J'aime le sport. J'aime le pratiquer, le regarder, le savourer. J'aime son émulation, la connaissance et le dépassement de soi-même qu'il implique, les règles qu'il nous fixe, la beauté dont il porte souvent l'empreinte et le plaisir qu'il procure. Comme chacun, je constate aussi les évolutions qu'il subit, son impact puissant à la fois local et désormais mondial, parfois ses dérives et l'importance centrale qu'il a acquise sur plusieurs aspects de nos vies. Récusant la fausse et vieille coupure entre sport de masse et sport d'élite, je crois à la force d'intégration nationale et internationale qu'il possède. Je crois aussi que la politique ne doit surtout pas enrégimenter le sport, mais qu'elle peut et qu'elle doit l'aider, notamment parce que celui-ci peut être un formidable outil de démocratie.
Pas besoin d'être un grand spécialiste pour sentir que les mois de juin et juillet 1998 seront en France tout entiers tournés vers le sport. La coupe du monde de football, le tennis à Roland Garros et le cyclisme du Tour : le sport et la France vont vibrer ensemble. Bravo ! D'où notre idée de faire réfléchir à cette occasion, de montrer les relations entre sport et démocratie, et d'ouvrir pour cela, autour de ce beau thème, notre Assemblée Nationale.
La démocratie n'est pas un sport, elle n'est pas non plus un des beaux-arts, elle est une exigence. La République n'est indifférente ni au premier, ni aux seconds et grâce à elle, ils se retrouvent parfois tous les trois associés pour être ensemble célébrés. C'est une vérité que les anciens grecs savaient déjà pratiquer, à intervalle de quatre années, pour honorer l paix, la beauté et les divinités.
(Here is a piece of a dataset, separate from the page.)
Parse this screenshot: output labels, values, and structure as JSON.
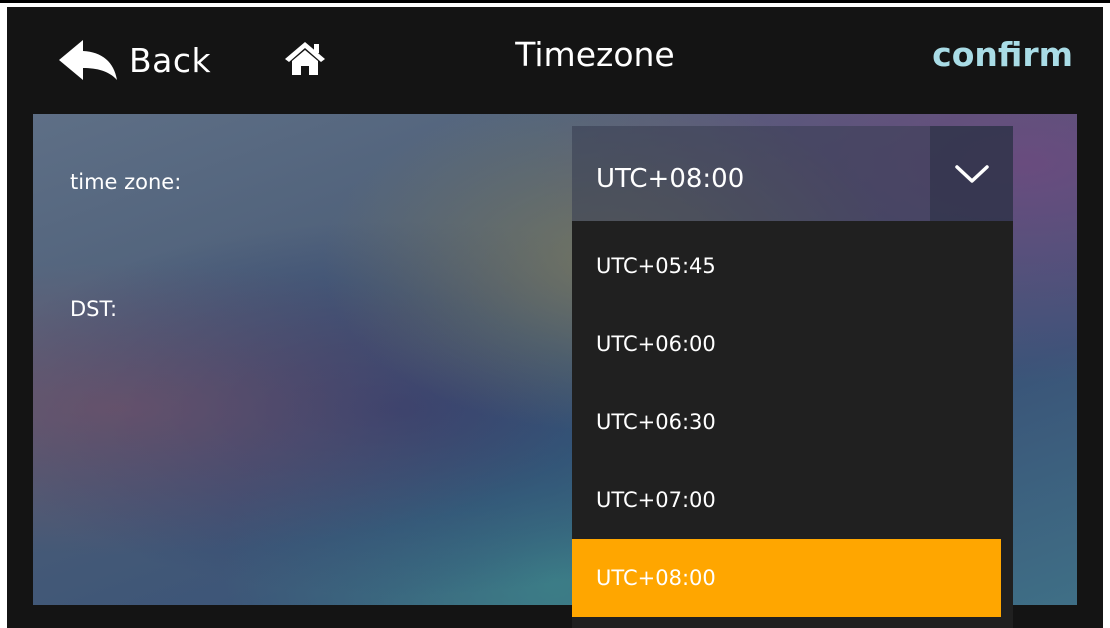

Durant un mois, Sparte et Athènes se taisaient. Seuls les poètes et les athlètes rivalisaient pour une couronne de lauriers. Dans les épreuves, justice, concorde, égalité triomphaient. Il est un certain nombre de ces valeurs qui, à l'intérieur ou en dehors des stades, sont excellentes à rappeler aujourd'hui. L'Assemblée nationale, dans son rôle, n'a pas voulu l'oublier.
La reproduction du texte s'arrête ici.